L’idea della Chiesa che il corpo della donna fosse strumento necessario per la riproduzione ma insieme realtà malefica e minacciosa passò dritta dritta nelle mani delle autorità laiche.

“è grave colpa perdere un’anima”, così recita la Chiesa
L’intervento della legge penale accanto a quella ecclesiastica risale a Luigi IX (XIII secolo). I toni si fanno drammatici e la gravità del reato si esaspera: le donne vengono accusate di essere adultere e di abortire per nascondere la loro colpa al marito. Facilità e libertà dei rapporti sessuali portava a gravidanze non volute e alla pratica dell’aborto.

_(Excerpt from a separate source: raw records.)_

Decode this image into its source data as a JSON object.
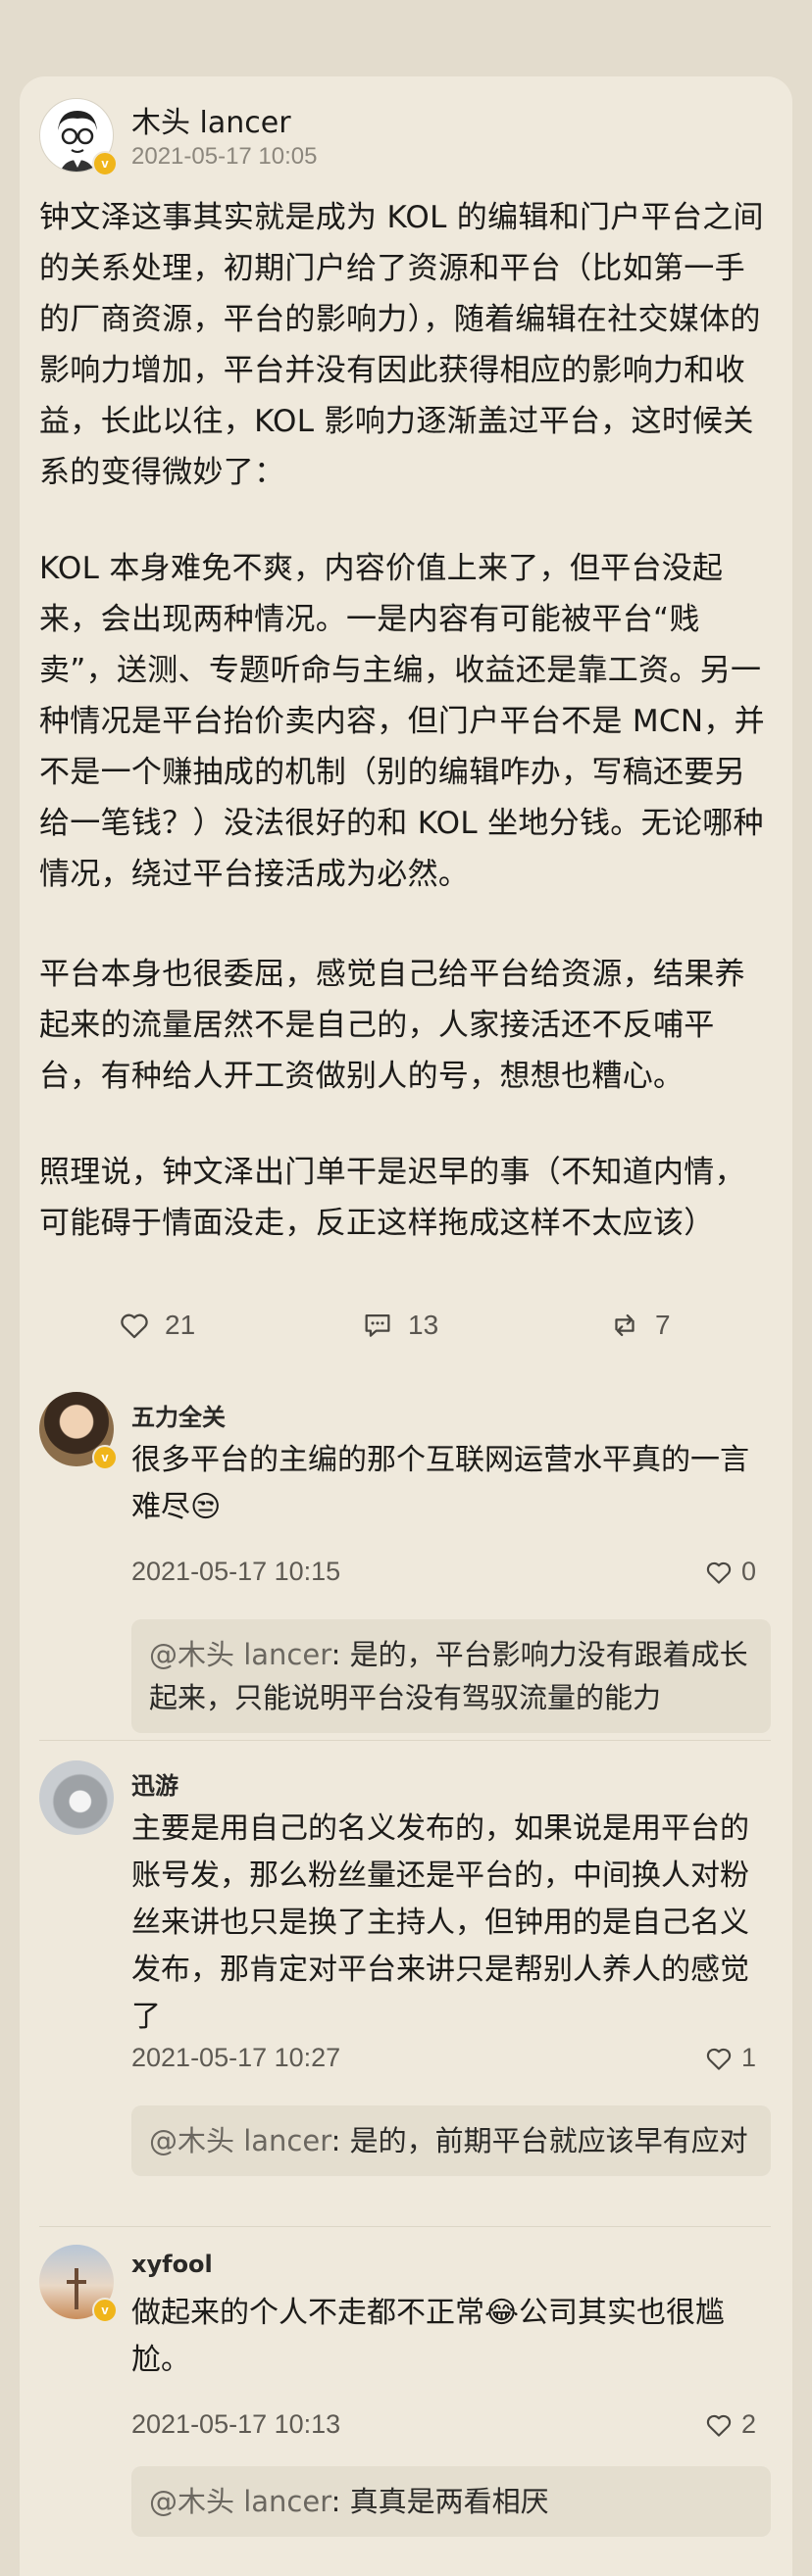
{
  "post": {
    "author": "木头 lancer",
    "time": "2021-05-17 10:05",
    "paragraphs": [
      "钟文泽这事其实就是成为 KOL 的编辑和门户平台之间的关系处理，初期门户给了资源和平台（比如第一手的厂商资源，平台的影响力），随着编辑在社交媒体的影响力增加，平台并没有因此获得相应的影响力和收益，长此以往，KOL 影响力逐渐盖过平台，这时候关系的变得微妙了：",
      "KOL 本身难免不爽，内容价值上来了，但平台没起来，会出现两种情况。一是内容有可能被平台“贱卖”，送测、专题听命与主编，收益还是靠工资。另一种情况是平台抬价卖内容，但门户平台不是 MCN，并不是一个赚抽成的机制（别的编辑咋办，写稿还要另给一笔钱？）没法很好的和 KOL 坐地分钱。无论哪种情况，绕过平台接活成为必然。",
      "平台本身也很委屈，感觉自己给平台给资源，结果养起来的流量居然不是自己的，人家接活还不反哺平台，有种给人开工资做别人的号，想想也糟心。",
      "照理说，钟文泽出门单干是迟早的事（不知道内情，可能碍于情面没走，反正这样拖成这样不太应该）"
    ],
    "actions": {
      "likes": "21",
      "comments": "13",
      "reposts": "7"
    }
  },
  "comments": [
    {
      "author": "五力全关",
      "text": "很多平台的主编的那个互联网运营水平真的一言难尽😒",
      "time": "2021-05-17 10:15",
      "likes": "0",
      "reply_at": "@木头 lancer",
      "reply_text": ": 是的，平台影响力没有跟着成长起来，只能说明平台没有驾驭流量的能力"
    },
    {
      "author": "迅游",
      "text": "主要是用自己的名义发布的，如果说是用平台的账号发，那么粉丝量还是平台的，中间换人对粉丝来讲也只是换了主持人，但钟用的是自己名义发布，那肯定对平台来讲只是帮别人养人的感觉了",
      "time": "2021-05-17 10:27",
      "likes": "1",
      "reply_at": "@木头 lancer",
      "reply_text": ": 是的，前期平台就应该早有应对"
    },
    {
      "author": "xyfool",
      "text": "做起来的个人不走都不正常😂公司其实也很尴尬。",
      "time": "2021-05-17 10:13",
      "likes": "2",
      "reply_at": "@木头 lancer",
      "reply_text": ": 真真是两看相厌"
    }
  ],
  "colors": {
    "background": "#e3dccd",
    "card": "#efe9dc",
    "verified_badge": "#f0b51a",
    "reply_box": "#e4decf"
  },
  "icons": {
    "like": "heart-icon",
    "comment": "comment-icon",
    "repost": "repost-icon",
    "verified": "verified-badge-icon"
  }
}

Dunque “madri crudeli” già per la Chiesa punite ora dalle autorità pubbliche: si crea un legame pericolosissimo tra corpo politico e corpo femminile: l’onore della donna si lega all’onore della città, il disordine delle famiglie delegittima lo Stato. La soluzione era una sola: incanalare la sessualità nella famiglia. Furono create istituzioni di controllo e per la donna adultera ci fu la sanzione penale (non morale come per l’uomo) ed il marchio del disonore.
Questa ossessione di una sessualità slegata dalla famiglia e dunque dalla riproduzione legata alla pratica dell’infanticidio, termine nel quale si comprende l’aborto volontario, si lega saldamente all’emergere dell’ossesione stregonesca.

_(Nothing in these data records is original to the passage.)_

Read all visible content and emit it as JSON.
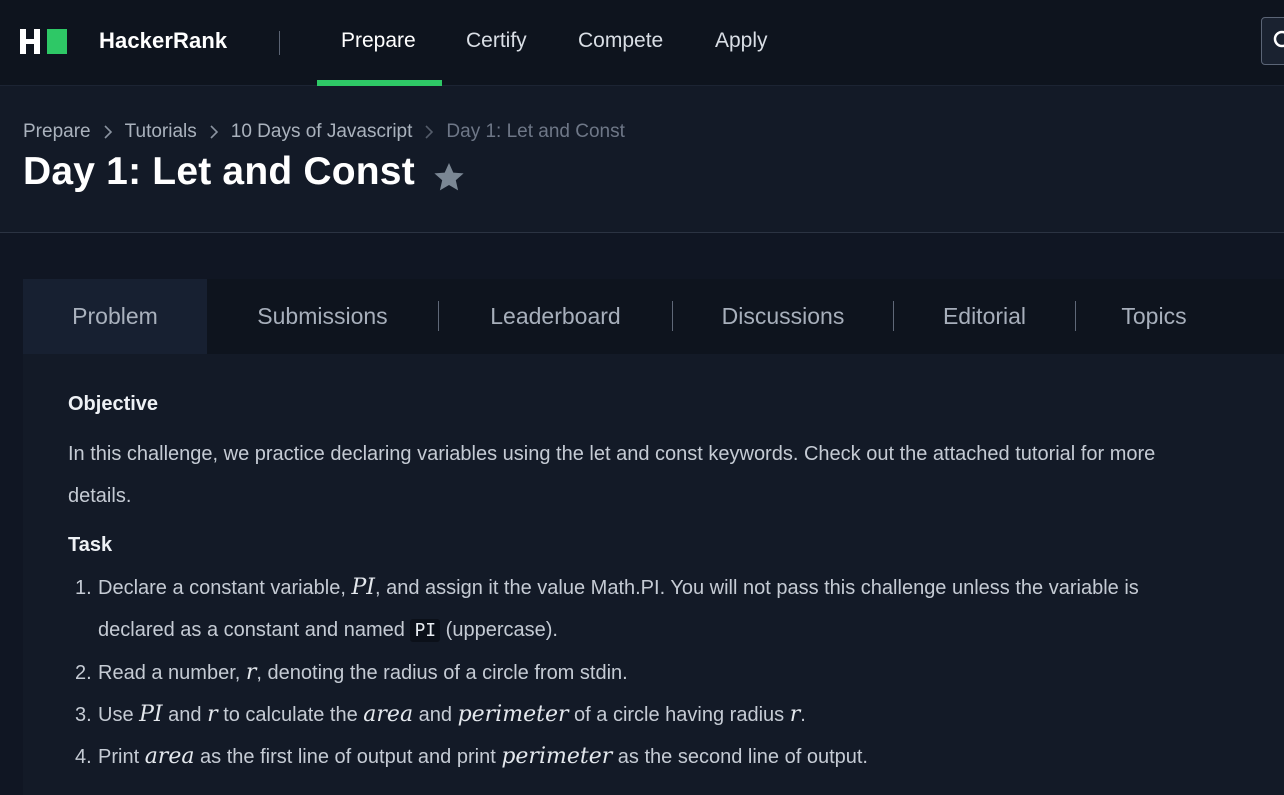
{
  "nav": {
    "brand": "HackerRank",
    "links": [
      "Prepare",
      "Certify",
      "Compete",
      "Apply"
    ],
    "active_link": "Prepare",
    "accent_color": "#2ec866",
    "logo_icon": "hackerrank-logo-icon",
    "search_icon": "search-icon"
  },
  "breadcrumb": [
    "Prepare",
    "Tutorials",
    "10 Days of Javascript",
    "Day 1: Let and Const"
  ],
  "page": {
    "title": "Day 1: Let and Const",
    "bookmark_icon": "star-icon"
  },
  "tabs": [
    "Problem",
    "Submissions",
    "Leaderboard",
    "Discussions",
    "Editorial",
    "Topics"
  ],
  "active_tab": "Problem",
  "problem": {
    "objective_heading": "Objective",
    "objective_text_line1": "In this challenge, we practice declaring variables using the let and const keywords. Check out the attached tutorial for more",
    "objective_text_line2": "details.",
    "task_heading": "Task",
    "tasks": [
      {
        "num": "1.",
        "p1": "Declare a constant variable, ",
        "m1": "PI",
        "p2": ", and assign it the value Math.PI. You will not pass this challenge unless the variable is",
        "p3": "declared as a constant and named ",
        "code": "PI",
        "p4": " (uppercase)."
      },
      {
        "num": "2.",
        "p1": "Read a number, ",
        "m1": "r",
        "p2": ", denoting the radius of a circle from stdin."
      },
      {
        "num": "3.",
        "p1": "Use ",
        "m1": "PI",
        "p2": " and ",
        "m2": "r",
        "p3": " to calculate the ",
        "m3": "area",
        "p4": " and ",
        "m4": "perimeter",
        "p5": " of a circle having radius ",
        "m5": "r",
        "p6": "."
      },
      {
        "num": "4.",
        "p1": "Print ",
        "m1": "area",
        "p2": " as the first line of output and print ",
        "m2": "perimeter",
        "p3": " as the second line of output."
      }
    ]
  }
}
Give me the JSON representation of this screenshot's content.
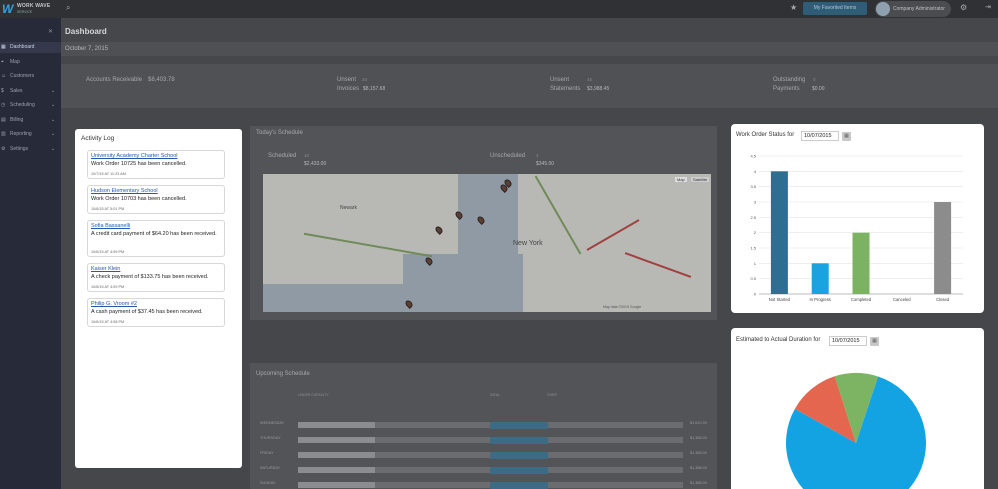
{
  "app": {
    "logo_name": "WORK WAVE",
    "logo_sub": "SERVICE"
  },
  "topbar": {
    "favorites_button": "My Favorited Items",
    "user_name": "Company Administrator"
  },
  "sidebar": {
    "items": [
      {
        "label": "Dashboard",
        "active": true,
        "has_chevron": false
      },
      {
        "label": "Map",
        "active": false,
        "has_chevron": false
      },
      {
        "label": "Customers",
        "active": false,
        "has_chevron": false
      },
      {
        "label": "Sales",
        "active": false,
        "has_chevron": true
      },
      {
        "label": "Scheduling",
        "active": false,
        "has_chevron": true
      },
      {
        "label": "Billing",
        "active": false,
        "has_chevron": true
      },
      {
        "label": "Reporting",
        "active": false,
        "has_chevron": true
      },
      {
        "label": "Settings",
        "active": false,
        "has_chevron": true
      }
    ]
  },
  "page": {
    "title": "Dashboard",
    "date": "October 7, 2015"
  },
  "summary": {
    "ar_label": "Accounts Receivable",
    "ar_value": "$8,403.78",
    "unsent_invoices_label1": "Unsent",
    "unsent_invoices_label2": "Invoices",
    "unsent_invoices_count": "34",
    "unsent_invoices_value": "$8,157.68",
    "unsent_statements_label1": "Unsent",
    "unsent_statements_label2": "Statements",
    "unsent_statements_count": "45",
    "unsent_statements_value": "$3,988.45",
    "outstanding_label1": "Outstanding",
    "outstanding_label2": "Payments",
    "outstanding_count": "0",
    "outstanding_value": "$0.00"
  },
  "activity_log": {
    "title": "Activity Log",
    "entries": [
      {
        "link": "University Academy Charter School",
        "message": "Work Order 10725 has been cancelled.",
        "time": "10/7/15 AT 11:23 AM"
      },
      {
        "link": "Hudson Elementary School",
        "message": "Work Order 10703 has been cancelled.",
        "time": "10/6/15 AT 5:01 PM"
      },
      {
        "link": "Sofia Bassanelli",
        "message": "A credit card payment of $64.20 has been received.",
        "time": "10/6/15 AT 4:59 PM"
      },
      {
        "link": "Kaiser Klein",
        "message": "A check payment of $133.75 has been received.",
        "time": "10/6/15 AT 4:59 PM"
      },
      {
        "link": "Philip G. Vroom #2",
        "message": "A cash payment of $37.45 has been received.",
        "time": "10/6/15 AT 4:58 PM"
      }
    ]
  },
  "todays_schedule": {
    "title": "Today's Schedule",
    "scheduled_label": "Scheduled",
    "scheduled_count": "10",
    "scheduled_value": "$2,433.00",
    "unscheduled_label": "Unscheduled",
    "unscheduled_count": "4",
    "unscheduled_value": "$345.00",
    "map_city_label": "New York",
    "map_newark_label": "Newark",
    "map_type_map": "Map",
    "map_type_sat": "Satellite",
    "map_footer": "Map data ©2015 Google"
  },
  "upcoming_schedule": {
    "title": "Upcoming Schedule",
    "col_capacity": "UNDER CAPACITY",
    "col_ideal": "IDEAL",
    "col_over": "OVER",
    "rows": [
      {
        "day": "WEDNESDAY",
        "amount": "$1,610.00",
        "fill": 0.2
      },
      {
        "day": "THURSDAY",
        "amount": "$1,388.00",
        "fill": 0.2
      },
      {
        "day": "FRIDAY",
        "amount": "$1,388.00",
        "fill": 0.2
      },
      {
        "day": "SATURDAY",
        "amount": "$1,388.00",
        "fill": 0.2
      },
      {
        "day": "SUNDAY",
        "amount": "$1,388.00",
        "fill": 0.2
      }
    ]
  },
  "work_order_status": {
    "title_prefix": "Work Order Status for",
    "date": "10/07/2015",
    "chart_data": {
      "type": "bar",
      "categories": [
        "Not Started",
        "In Progress",
        "Completed",
        "Canceled",
        "Closed"
      ],
      "values": [
        4,
        1,
        2,
        0,
        3
      ],
      "colors": [
        "#2e6f91",
        "#1aa3e0",
        "#7bb363",
        "#cccccc",
        "#8c8c8c"
      ],
      "ylim": [
        0,
        4.5
      ],
      "yticks": [
        "0",
        "0.5",
        "1",
        "1.5",
        "2",
        "2.5",
        "3",
        "3.5",
        "4",
        "4.5"
      ],
      "grid": true
    }
  },
  "duration": {
    "title_prefix": "Estimated to Actual Duration for",
    "date": "10/07/2015",
    "chart_data": {
      "type": "pie",
      "values": [
        0.78,
        0.12,
        0.1
      ],
      "colors": [
        "#13a3e3",
        "#e4664e",
        "#7cb463"
      ]
    }
  }
}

La prima età moderna si connota per un’intensificata sorveglianza della vita sessuale delle donne: fu imposta una rigida canalizzazione della riproduzione della specie all’interno della famiglia come istituzione e tutti i rapporti non tutelati dal matrimonio vennero criminalizzati.

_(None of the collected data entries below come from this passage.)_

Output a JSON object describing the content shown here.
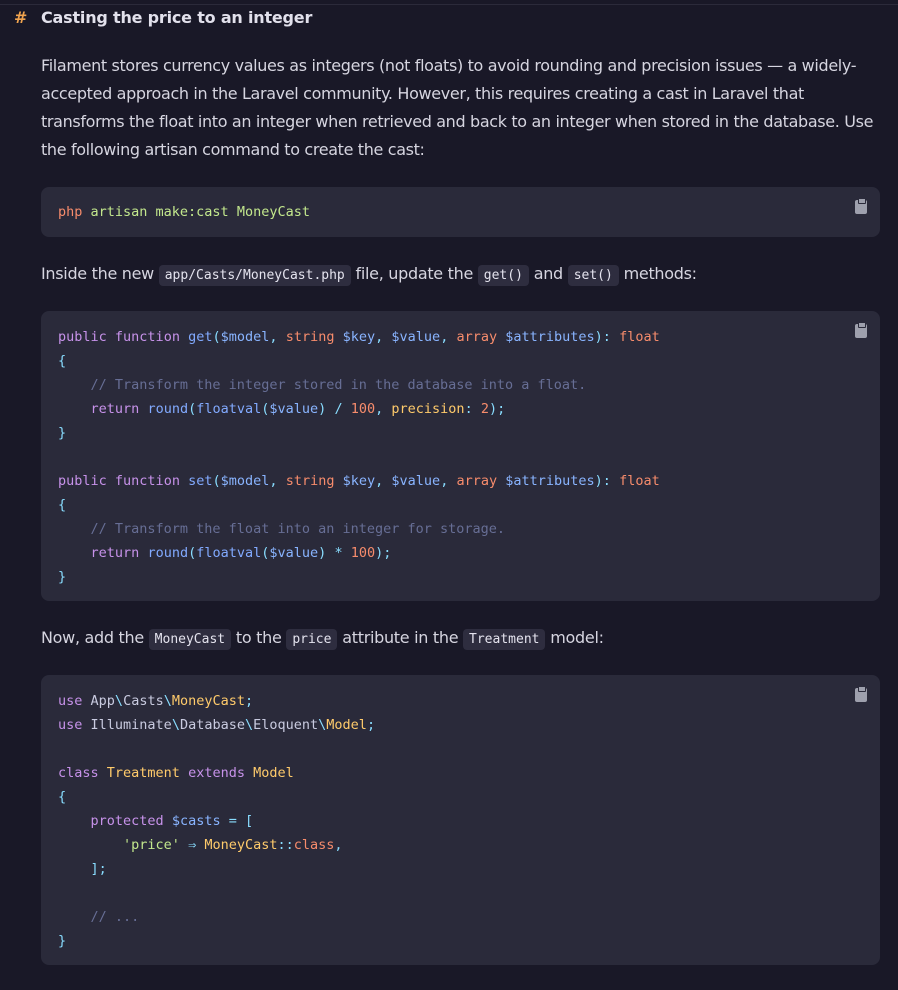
{
  "heading": {
    "hash": "#",
    "title": "Casting the price to an integer"
  },
  "intro": "Filament stores currency values as integers (not floats) to avoid rounding and precision issues — a widely-accepted approach in the Laravel community. However, this requires creating a cast in Laravel that transforms the float into an integer when retrieved and back to an integer when stored in the database. Use the following artisan command to create the cast:",
  "command": {
    "bin": "php",
    "rest": " artisan make:cast MoneyCast"
  },
  "para2": {
    "before": "Inside the new ",
    "file": "app/Casts/MoneyCast.php",
    "mid1": " file, update the ",
    "get": "get()",
    "mid2": " and ",
    "set": "set()",
    "after": " methods:"
  },
  "para3": {
    "before": "Now, add the ",
    "cast": "MoneyCast",
    "mid1": " to the ",
    "attr": "price",
    "mid2": " attribute in the ",
    "model": "Treatment",
    "after": " model:"
  },
  "code2_lines": [
    "public function get($model, string $key, $value, array $attributes): float",
    "{",
    "    // Transform the integer stored in the database into a float.",
    "    return round(floatval($value) / 100, precision: 2);",
    "}",
    "",
    "public function set($model, string $key, $value, array $attributes): float",
    "{",
    "    // Transform the float into an integer for storage.",
    "    return round(floatval($value) * 100);",
    "}"
  ],
  "code3_lines": [
    "use App\\Casts\\MoneyCast;",
    "use Illuminate\\Database\\Eloquent\\Model;",
    "",
    "class Treatment extends Model",
    "{",
    "    protected $casts = [",
    "        'price' ⇒ MoneyCast::class,",
    "    ];",
    "",
    "    // ...",
    "}"
  ],
  "icons": {
    "copy": "clipboard-icon"
  },
  "colors": {
    "background": "#191827",
    "code_bg": "#2a2a3a",
    "accent": "#f0a34e"
  }
}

Tutto ciò che svincolava i rapporti, non so se a questo punto usare il presente invece dell’imperfetto, che svincola i rapporti sessuali dal “per tutta la vita” e dalla “riproduzione biologica” o forse meglio “dalla riproduzione biologica per tutta la vita” doveva, deve essere eliminato con violenza. Questa matrice sessuofobica della Chiesa su cui non mi dilungo mi fa solo pensare che il nocciolo della questione sia proprio lì. Nella sessualità intesa come identità e poi come libertà.
Madri e mogli, ancora oggi per la Chiesa e a questo punto non solo, le donne sono questo. Ma dri e mogli. E la vita è dolore. Del resto il cardinal Ruini non troppo tempo fa ci ha spiegato sulla gran parte dei nostri quotidiani che
«Una cultura in cui il dolore non ha senso, la sofferenza viene negata, la morte emarginata, non può comprendere il cristianesimo. Che resta pur sempre la religione della croce».
Sarà che questa legge ci aveva tolto un po’ di croce di dosso?